Q149 Ms Keeble: Is there not an element
of culpability in that?
Mr Moulton: Yes, there is.
Q150 Ms Keeble: Why was it not dealt
with or should it have been dealt with? How should it have been
dealt with? Who should have done it?
Mr Moulton: It varies very much
by the segment you are dealing in as to what should have been
done or not done. There were boom times. You were rewarded for
taking as much as you could of the relevant product. That was
the way most people were rewarded. As a result of that they behaved
in the way that you would expect, they did stop checking. If you
went into the US sub-prime, income checking declined from virtually
100% to January last year when 56% of loans were done on what
amounted to self-certification to the call centre. That is what
happens in all booms because if you want to grab the asset you
are going to have to take poorer quality assets and do less due
diligence, it is the market forces. I can tell you now that on
deals being done in private equity the level of work being done
by the banks now is more than has been done for a decade.
Q151 Ms Keeble: You have also mentioned
that one of consequences of all of this is that interest rates,
which have been a very successful lever for managing the economy
here, particularly for innovation, does not work any more, which
really spreads the impact from this out to the wider economy into
everybody's pockets in a very catastrophic way. Would you say
whether you think the genie can be put back into the bottle there
or do you think that we then have to look at some other ways of
managing the wider economy?
Mr Moulton: You have probably
got to look at other ways. You cannot put it back in the bottle
as long as you have international capital markets and the diversity
of animals in those markets we now have. The base rate no longer
rules. It is a really difficult area because it has been a successful
tool for controlling the economy and it manifestly no longer works
very well.
Q152 Ms Keeble: Who do you think
should be looking at alternative tools and in what directions?
Mr Moulton: It should be the Bank
of England under the current structure.
Q153 Mr Brady: How big a problem
is it that the regulators struggle to recruit and retain the best
people because they cannot compete with the remuneration?
Mr Moulton: It must be quite serious.
When you move up to the serious end of complexity it is very complicatedstructured
products interconnected between different entities sometimes literally
going round in a circle, that death spiral I showed you. The loan
from Vagrant Loan might have been owned by BIG, in which case
it really vanishes of its own in a rather unpleasant manner. I
think the regulators cannot reasonably hire the best people in
the marketplace because the best people in the marketplace will
not work in that kind of environment. They can hope to hire good
people and they can hope to train them well, but the very best
they cannot, which is why I think you have to limit what they
do so that they can reasonably be staffed to perform reliably.

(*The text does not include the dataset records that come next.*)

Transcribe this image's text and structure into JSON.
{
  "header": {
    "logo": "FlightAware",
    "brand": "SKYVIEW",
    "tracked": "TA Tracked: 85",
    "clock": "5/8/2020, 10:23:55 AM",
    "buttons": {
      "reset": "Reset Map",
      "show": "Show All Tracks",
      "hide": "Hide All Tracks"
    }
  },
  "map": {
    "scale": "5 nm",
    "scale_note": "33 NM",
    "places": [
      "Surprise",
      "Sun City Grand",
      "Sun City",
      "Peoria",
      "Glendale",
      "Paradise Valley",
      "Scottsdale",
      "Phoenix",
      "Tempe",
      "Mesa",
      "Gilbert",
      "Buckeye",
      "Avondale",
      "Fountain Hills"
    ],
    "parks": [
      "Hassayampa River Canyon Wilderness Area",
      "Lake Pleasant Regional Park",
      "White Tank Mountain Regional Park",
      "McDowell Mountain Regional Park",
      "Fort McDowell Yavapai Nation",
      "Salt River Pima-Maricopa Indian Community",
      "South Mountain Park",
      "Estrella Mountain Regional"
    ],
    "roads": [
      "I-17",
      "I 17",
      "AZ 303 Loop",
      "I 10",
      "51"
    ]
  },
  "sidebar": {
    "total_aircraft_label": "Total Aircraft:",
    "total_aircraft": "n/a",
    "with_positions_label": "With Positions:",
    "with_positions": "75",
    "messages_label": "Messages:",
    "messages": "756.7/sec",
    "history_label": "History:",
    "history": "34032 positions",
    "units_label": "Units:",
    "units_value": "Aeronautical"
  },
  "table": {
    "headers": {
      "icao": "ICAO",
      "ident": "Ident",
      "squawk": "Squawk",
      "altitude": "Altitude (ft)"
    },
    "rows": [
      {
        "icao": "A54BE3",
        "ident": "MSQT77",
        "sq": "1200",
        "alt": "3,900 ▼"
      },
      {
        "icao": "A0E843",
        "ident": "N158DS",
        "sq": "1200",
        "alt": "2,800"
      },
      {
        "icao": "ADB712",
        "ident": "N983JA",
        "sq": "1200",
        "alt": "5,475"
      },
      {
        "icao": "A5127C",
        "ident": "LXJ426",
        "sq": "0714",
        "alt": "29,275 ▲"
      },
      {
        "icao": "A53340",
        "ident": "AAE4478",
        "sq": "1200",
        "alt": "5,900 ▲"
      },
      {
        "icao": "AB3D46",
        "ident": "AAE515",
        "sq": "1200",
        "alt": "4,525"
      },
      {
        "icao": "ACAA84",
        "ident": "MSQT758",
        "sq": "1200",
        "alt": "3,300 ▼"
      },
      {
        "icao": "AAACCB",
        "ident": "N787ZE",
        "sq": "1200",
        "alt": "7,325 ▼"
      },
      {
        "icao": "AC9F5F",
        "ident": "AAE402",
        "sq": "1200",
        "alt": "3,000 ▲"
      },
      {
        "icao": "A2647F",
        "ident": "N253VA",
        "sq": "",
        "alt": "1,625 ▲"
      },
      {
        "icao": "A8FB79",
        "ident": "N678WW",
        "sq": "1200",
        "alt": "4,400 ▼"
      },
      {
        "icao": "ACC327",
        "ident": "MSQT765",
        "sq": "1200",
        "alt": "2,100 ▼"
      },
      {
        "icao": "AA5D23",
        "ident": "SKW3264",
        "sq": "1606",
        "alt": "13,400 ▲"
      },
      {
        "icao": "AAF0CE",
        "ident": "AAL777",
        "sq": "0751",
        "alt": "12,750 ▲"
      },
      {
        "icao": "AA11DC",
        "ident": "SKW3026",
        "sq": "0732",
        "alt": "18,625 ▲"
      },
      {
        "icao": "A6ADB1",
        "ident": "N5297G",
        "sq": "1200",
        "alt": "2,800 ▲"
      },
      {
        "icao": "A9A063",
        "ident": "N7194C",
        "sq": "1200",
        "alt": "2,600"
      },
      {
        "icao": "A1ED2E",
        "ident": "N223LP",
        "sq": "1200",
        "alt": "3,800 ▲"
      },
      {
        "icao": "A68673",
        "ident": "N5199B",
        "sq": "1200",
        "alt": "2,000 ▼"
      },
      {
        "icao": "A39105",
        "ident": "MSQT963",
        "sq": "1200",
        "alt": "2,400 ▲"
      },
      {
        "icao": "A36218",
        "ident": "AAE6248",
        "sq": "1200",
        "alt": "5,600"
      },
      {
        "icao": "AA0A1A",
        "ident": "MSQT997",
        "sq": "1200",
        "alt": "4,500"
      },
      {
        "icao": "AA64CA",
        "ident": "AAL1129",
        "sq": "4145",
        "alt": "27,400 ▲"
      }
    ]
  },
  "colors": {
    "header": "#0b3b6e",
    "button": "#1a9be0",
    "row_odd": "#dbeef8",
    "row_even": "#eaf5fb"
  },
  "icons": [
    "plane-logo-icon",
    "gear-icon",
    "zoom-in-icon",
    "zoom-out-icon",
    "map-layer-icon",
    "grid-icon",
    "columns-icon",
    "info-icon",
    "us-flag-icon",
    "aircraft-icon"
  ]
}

Do not forget, one single contract of some of the natures we are
talking about here could bring an entire organisation over. You
would need to be a brave lad to spot it. I have some sympathy
with the regulator. I think the job is currently impossible no
matter how much money and people you throw at it.
Chairman: With your few clear thoughts
in this topsy-turvy world you have enhanced our lack of understanding
on this issue. It is a hugely important topic. We are going to
come back to this. The points you made this morning we are not
going to forget. We are going to be on this subject until the
autumn and we will have various people in front of us. As an efficient
market participant we take what you have to say very seriously
this morning. Thank you for the time you have put into your presentation.